Türkiye’de en önemli sorun istihdamın üzerindeki yük

Günümüzde Türkiye’de şirketlerin en büyük sorunu ne?

- Bence Türkiye’de şirketlerin önündeki en önemli sorun istihdam maliyeti. Türkiye’deki vergi kaçağı veya naylon fatura dediğimiz sahte yanıltıcı belgelerin esas nedeni bu. Çünkü firmalar istihdam üzerindeki maliyeti düşürmek için 100 liraya çalıştırdığını 50 lira gösteriyor ya da hiç göstermiyor. Sonra bunu kapatmak için sağdan soldan fatura bulma yoluna gidiyor. Bence Türkiye’nin vergi yönünden en büyük problemi bu. Bu aynı zamanda haksız rekabette yaratıyor. Sonuçta kötü iyiyi kovuyor.

Türk Ticaret Kanunu bir an önce çıkmalı

Türk şirketleri şeffaflaşmanın neresinde?

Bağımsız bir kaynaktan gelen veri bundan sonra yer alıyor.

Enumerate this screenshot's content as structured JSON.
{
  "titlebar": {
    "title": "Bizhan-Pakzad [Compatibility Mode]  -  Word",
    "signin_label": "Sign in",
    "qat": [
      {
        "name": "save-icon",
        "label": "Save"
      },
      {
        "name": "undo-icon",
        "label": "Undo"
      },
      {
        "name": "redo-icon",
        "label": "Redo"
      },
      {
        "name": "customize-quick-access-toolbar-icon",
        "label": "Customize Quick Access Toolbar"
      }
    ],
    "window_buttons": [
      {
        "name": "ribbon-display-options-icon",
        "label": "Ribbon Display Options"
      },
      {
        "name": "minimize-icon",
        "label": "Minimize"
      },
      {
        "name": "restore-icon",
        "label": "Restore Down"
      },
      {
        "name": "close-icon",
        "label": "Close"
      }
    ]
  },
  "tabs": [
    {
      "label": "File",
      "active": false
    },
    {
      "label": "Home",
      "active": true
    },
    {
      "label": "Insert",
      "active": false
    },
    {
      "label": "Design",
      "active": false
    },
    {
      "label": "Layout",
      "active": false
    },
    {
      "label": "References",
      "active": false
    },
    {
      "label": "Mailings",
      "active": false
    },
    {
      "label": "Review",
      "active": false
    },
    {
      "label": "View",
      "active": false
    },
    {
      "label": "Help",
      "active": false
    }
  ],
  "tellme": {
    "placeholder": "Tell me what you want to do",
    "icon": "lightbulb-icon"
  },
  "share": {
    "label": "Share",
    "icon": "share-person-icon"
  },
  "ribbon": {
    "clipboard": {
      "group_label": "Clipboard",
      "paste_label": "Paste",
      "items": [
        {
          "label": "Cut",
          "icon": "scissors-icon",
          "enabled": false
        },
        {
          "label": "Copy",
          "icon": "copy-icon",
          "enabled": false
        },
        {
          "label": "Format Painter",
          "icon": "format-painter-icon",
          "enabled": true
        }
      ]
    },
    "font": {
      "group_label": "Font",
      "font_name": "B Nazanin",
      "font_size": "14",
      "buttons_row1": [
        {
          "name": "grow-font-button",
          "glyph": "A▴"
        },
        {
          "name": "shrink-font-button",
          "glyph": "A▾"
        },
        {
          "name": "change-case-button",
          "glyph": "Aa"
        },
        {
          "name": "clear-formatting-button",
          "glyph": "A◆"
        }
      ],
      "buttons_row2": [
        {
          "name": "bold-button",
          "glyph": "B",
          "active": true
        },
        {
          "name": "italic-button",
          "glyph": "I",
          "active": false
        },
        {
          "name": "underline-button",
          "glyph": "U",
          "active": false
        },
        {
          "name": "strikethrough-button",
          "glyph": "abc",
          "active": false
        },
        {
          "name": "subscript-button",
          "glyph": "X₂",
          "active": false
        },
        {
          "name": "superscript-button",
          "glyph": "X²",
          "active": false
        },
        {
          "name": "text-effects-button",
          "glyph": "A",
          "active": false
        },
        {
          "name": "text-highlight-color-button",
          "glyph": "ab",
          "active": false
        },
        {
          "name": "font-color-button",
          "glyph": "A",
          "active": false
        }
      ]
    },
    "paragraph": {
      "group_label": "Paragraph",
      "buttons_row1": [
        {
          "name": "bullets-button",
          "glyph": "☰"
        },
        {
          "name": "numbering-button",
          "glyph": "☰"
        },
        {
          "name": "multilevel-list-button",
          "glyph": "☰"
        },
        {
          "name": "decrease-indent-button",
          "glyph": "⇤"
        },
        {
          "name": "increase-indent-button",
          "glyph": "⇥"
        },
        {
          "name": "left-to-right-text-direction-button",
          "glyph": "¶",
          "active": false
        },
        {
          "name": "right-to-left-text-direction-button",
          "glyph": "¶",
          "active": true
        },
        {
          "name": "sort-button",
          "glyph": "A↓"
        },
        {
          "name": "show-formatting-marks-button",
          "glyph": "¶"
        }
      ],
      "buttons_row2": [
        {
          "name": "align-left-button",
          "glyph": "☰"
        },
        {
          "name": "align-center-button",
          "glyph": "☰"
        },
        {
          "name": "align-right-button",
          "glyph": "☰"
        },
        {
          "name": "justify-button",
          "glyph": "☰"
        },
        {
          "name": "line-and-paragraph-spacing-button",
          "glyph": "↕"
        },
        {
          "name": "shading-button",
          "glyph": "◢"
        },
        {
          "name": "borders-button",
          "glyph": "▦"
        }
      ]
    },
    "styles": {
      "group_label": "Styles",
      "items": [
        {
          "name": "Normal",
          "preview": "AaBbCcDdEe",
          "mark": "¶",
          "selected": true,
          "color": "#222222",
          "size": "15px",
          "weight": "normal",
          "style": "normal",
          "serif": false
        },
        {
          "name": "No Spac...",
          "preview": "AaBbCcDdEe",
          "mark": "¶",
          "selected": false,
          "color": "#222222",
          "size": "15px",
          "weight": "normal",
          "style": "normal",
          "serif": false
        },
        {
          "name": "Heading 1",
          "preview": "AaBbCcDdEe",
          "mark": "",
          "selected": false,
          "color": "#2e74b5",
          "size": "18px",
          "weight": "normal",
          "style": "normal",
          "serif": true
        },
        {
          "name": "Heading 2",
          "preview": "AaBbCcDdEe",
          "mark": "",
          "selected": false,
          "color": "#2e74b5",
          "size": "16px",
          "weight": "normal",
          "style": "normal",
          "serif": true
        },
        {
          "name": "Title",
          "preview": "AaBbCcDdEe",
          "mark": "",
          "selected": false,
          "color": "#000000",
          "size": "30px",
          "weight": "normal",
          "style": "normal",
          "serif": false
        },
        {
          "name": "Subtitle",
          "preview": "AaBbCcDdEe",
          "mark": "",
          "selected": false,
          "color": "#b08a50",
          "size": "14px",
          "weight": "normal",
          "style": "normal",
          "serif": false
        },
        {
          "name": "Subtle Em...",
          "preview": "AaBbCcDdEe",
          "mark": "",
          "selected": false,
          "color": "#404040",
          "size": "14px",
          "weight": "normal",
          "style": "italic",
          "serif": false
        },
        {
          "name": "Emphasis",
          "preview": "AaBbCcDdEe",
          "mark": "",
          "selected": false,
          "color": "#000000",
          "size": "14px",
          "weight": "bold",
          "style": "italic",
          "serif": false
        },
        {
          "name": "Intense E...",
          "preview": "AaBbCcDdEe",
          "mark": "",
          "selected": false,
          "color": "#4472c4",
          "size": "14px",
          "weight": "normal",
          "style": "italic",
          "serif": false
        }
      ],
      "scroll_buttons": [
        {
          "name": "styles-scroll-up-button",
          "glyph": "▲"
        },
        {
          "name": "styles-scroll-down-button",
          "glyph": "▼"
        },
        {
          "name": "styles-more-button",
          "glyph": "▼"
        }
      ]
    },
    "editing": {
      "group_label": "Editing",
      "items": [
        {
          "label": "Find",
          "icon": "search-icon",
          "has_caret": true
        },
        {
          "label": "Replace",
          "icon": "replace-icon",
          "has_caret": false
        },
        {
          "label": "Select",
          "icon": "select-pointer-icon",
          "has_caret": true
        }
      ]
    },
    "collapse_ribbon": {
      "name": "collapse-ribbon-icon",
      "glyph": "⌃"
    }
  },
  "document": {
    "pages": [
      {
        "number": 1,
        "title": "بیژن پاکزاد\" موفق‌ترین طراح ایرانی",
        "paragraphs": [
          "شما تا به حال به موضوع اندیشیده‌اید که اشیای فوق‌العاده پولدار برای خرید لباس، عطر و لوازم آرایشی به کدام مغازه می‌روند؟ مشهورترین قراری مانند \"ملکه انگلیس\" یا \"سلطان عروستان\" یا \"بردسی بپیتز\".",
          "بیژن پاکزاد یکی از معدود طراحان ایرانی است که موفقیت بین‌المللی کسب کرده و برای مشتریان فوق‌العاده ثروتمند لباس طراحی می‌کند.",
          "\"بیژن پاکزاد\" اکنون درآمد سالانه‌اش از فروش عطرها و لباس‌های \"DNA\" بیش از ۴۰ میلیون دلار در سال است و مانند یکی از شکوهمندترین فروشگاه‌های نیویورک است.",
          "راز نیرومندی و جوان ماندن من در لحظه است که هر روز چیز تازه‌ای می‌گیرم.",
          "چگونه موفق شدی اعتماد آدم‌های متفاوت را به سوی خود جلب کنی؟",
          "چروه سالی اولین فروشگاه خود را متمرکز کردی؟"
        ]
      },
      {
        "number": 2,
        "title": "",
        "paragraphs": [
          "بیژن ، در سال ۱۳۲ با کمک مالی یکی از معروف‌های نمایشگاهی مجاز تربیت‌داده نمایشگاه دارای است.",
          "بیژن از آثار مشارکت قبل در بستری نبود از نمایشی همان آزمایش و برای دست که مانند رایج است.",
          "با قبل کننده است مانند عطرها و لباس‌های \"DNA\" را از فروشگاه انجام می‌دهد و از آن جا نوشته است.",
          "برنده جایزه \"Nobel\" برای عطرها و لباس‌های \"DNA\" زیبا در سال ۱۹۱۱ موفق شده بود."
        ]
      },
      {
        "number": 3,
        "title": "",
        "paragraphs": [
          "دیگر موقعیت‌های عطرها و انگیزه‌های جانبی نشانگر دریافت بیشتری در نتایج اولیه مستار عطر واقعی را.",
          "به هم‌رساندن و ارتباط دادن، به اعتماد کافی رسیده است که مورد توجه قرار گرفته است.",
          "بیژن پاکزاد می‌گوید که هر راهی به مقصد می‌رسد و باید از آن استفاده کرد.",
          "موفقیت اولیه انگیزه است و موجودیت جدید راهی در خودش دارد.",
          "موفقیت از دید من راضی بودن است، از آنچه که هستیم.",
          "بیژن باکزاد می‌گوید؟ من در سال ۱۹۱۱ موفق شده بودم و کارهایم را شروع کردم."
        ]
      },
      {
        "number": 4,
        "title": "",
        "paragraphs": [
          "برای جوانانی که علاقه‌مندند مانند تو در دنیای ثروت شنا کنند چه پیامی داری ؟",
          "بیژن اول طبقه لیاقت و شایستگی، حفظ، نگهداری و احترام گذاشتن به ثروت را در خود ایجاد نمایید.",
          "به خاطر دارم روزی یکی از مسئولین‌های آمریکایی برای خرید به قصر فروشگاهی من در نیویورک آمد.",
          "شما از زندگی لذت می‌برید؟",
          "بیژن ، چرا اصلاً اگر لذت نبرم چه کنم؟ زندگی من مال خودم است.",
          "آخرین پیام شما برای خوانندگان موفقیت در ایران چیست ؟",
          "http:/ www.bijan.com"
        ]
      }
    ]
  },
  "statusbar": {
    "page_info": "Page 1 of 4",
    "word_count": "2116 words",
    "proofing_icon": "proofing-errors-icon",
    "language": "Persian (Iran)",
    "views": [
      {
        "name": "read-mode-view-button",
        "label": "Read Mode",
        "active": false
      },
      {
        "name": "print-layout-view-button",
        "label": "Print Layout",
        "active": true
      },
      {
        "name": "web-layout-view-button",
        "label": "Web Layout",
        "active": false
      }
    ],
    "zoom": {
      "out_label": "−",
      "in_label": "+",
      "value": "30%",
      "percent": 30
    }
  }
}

- Türk şirketleri yeterince şeffaflaşamadı. Arkaya bakınca epey yol alınmış gibi görünüyor, ama önümüze baktığımızda daha çok uzakta olduğumuzu görüyorum. Ancak zaman içinde düzeleceğine inanıyorum. Bunun kilometre taşlarından biri de Türk Ticaret Kanunu. Bu kanuna Türkiye’nin şiddetle ihtiyacı var. Kanunun bir an önce çıkarılması ve uygulamaya geçilmesi lazım. Kanun öncelikle muhasebe standartlarına uyum zorunluluğu ve denetim zorunluluğu getiriyor.

Mazars’ın 40 ülkedeki cirosu 650 milyon Euro

MERKEZİ Paris’te bulunan Mazars Grubu, 40 ülkede 7 bin 500 çalışanla hizmet veriyor. 650 milyon Euro cirosu ile dünyanın en büyük denetim şirketleri arasında yer alıyor. Ayrıca Mazars grubu, 65 ülkede 23.000 profesyoneli bir araya getiren Praxity oluşumunun üyesi olarak toplam cirosunu 2 milyar Euro’ya ulaştırmıştır.

LEON ASLAN COŞKUN

MAZARS/Denge Grubu Yönetim Kurulu Başkanı Leon Coşkun, 1963 yılında Saint Benoit’dan mezun olduktan sonra 1967’de Marmara Üniversitesi İktisat Fakültesi’ni bitirdi. 1968-1977 yılları arasında serbest muhasebeci ve müşavirlik yaptı. 1977 yılında Denge’yi kurdu. 1999 yılında Mazars’a ortak olarak katıldı. Türkiye Muhasebe Standartları Kurulu (TMUDESK) Üyesi, Türkiye Denetim Standartları Kurulu (TUDESK) Başkan Yardımcısı, Türkiye Muhasebe Uzmanları Derneği (TMUD) Yönetim Kurulu Üyesi, Türkiye Bağımsız Denetim Derneği Yönetim Kurulu üyesi, IMA üyesi (Institute of Management Accountants) ABD.